Scabs are a defense against debris, infection, and blood loss. When you damage your skin and it bleeds, a blood clot forms. Eventually, the blood clot hardens into a crusty protective layer known as a scab. As the damaged tissue regenerates, it pushes out the scab, replacing it with new skin.

Typically, a scab is dark red or brown. As the scab ages, it becomes darker and may even turn black. A black scab typically does not mean anything more than the healing process is maturing.

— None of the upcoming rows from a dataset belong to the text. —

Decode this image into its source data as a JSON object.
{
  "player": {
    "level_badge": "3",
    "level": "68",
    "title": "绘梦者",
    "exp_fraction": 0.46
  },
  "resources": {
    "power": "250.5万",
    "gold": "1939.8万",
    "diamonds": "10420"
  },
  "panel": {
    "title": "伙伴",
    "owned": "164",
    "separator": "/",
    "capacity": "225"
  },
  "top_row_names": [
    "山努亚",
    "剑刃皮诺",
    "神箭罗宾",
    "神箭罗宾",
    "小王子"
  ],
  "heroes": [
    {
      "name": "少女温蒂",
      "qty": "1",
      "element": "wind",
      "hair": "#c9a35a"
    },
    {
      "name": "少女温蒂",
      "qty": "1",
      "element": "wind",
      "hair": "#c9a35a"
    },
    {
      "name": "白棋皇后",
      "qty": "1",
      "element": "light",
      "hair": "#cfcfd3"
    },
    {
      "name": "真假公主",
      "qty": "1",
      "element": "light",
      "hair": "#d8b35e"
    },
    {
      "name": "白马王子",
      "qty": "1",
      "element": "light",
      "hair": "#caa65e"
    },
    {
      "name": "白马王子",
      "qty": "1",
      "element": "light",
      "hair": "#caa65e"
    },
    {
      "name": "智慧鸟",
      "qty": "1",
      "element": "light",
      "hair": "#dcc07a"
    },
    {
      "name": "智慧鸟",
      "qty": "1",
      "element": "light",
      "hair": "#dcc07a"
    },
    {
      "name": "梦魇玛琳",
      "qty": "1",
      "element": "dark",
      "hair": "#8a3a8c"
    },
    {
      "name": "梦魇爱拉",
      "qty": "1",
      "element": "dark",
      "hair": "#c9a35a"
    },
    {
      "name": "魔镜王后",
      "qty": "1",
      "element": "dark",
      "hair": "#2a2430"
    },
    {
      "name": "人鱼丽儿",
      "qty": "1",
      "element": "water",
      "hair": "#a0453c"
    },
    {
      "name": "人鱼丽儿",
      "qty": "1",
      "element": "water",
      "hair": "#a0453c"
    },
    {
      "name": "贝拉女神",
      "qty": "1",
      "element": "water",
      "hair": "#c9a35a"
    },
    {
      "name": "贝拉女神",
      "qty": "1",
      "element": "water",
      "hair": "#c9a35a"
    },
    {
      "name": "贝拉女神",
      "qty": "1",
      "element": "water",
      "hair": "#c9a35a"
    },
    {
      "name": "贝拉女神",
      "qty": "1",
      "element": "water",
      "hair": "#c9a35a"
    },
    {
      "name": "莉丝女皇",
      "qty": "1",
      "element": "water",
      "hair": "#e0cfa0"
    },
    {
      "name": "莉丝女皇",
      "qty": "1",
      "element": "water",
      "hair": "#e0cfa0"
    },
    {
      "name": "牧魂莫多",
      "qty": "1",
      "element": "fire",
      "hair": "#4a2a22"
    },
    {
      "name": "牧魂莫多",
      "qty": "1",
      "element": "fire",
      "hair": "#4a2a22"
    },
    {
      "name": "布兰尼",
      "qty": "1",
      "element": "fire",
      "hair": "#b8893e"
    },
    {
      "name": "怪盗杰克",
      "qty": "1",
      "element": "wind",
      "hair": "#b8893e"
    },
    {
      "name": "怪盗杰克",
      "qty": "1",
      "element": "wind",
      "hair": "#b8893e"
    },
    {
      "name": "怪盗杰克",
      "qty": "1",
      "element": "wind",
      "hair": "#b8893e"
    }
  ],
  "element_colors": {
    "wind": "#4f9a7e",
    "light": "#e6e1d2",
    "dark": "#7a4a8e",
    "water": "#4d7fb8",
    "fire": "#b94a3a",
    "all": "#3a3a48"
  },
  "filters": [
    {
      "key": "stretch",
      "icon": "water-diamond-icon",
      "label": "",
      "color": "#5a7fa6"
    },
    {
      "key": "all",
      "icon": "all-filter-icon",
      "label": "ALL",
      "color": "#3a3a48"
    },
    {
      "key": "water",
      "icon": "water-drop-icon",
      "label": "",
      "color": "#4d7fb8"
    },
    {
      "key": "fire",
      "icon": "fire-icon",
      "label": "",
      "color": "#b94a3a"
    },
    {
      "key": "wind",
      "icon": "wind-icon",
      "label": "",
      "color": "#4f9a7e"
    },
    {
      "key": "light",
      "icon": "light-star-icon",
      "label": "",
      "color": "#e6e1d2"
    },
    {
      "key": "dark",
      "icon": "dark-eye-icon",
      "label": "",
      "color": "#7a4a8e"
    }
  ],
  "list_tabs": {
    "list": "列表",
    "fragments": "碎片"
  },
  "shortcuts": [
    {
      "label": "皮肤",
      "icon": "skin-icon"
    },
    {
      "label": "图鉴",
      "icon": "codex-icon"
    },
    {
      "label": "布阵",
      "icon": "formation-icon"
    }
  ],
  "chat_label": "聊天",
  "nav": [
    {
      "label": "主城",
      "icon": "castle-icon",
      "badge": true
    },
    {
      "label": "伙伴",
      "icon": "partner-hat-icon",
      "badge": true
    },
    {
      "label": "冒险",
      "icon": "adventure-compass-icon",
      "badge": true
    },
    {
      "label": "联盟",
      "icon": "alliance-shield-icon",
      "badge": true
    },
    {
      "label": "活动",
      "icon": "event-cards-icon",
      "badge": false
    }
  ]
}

A black scab does not signal infection. Signs of infection include:

  • redness expanding around the wound
  • swelling increasing around the wound
  • pain or tenderness increasing around the wound
  • pus draining from the wound
  • red streaks spreading from the wound
  • fever

Call your doctor if you observe any of these signs. Infections often require antibiotics.

It might take a few weeks, but minor wounds should heal on their own. The scab will eventually fall off. You might be able to speed the process by:

  • Not picking the scab. Your scab will fall off naturally when it has completed its job of protecting the wound.
  • Keeping the area clean. You can gently wash the area but do not touch the scab with unwashed hands.
  • Moisturizing the area. Dry skin can slow the healing process.
  • Using a warm compress. A warm compress can increase blood flow and help maintain moisture. It can also help relieve the itchiness that often comes with healing.

Under the right circumstances, any color scab can be a sign of skin cancer. This does not mean that every scab is a sign of skin cancer.

An open sore — perhaps with crusting or oozing areas — that heals and then comes back can be a sign of squamous cell or basal cell carcinoma.

Basal and squamous cells cancer tend to occur in areas on your skin that have been exposed to the sun. These areas commonly include the:

  • backs of the hands
  • face
  • lips
  • neck

If you have sores that won’t heal or any new or changing skin growths, see your doctor right away.

Scabs are not particularly attractive, but they serve an important purpose. They defend wounds against debris and bacteria. If your scab is black, it’s most likely a sign that it has been in place for enough time to dry out and lose its previous reddish brown hue.

If your wound doesn’t completely heal, or heals and returns, call your doctor. Let them know if you’re concerned about skin cancer.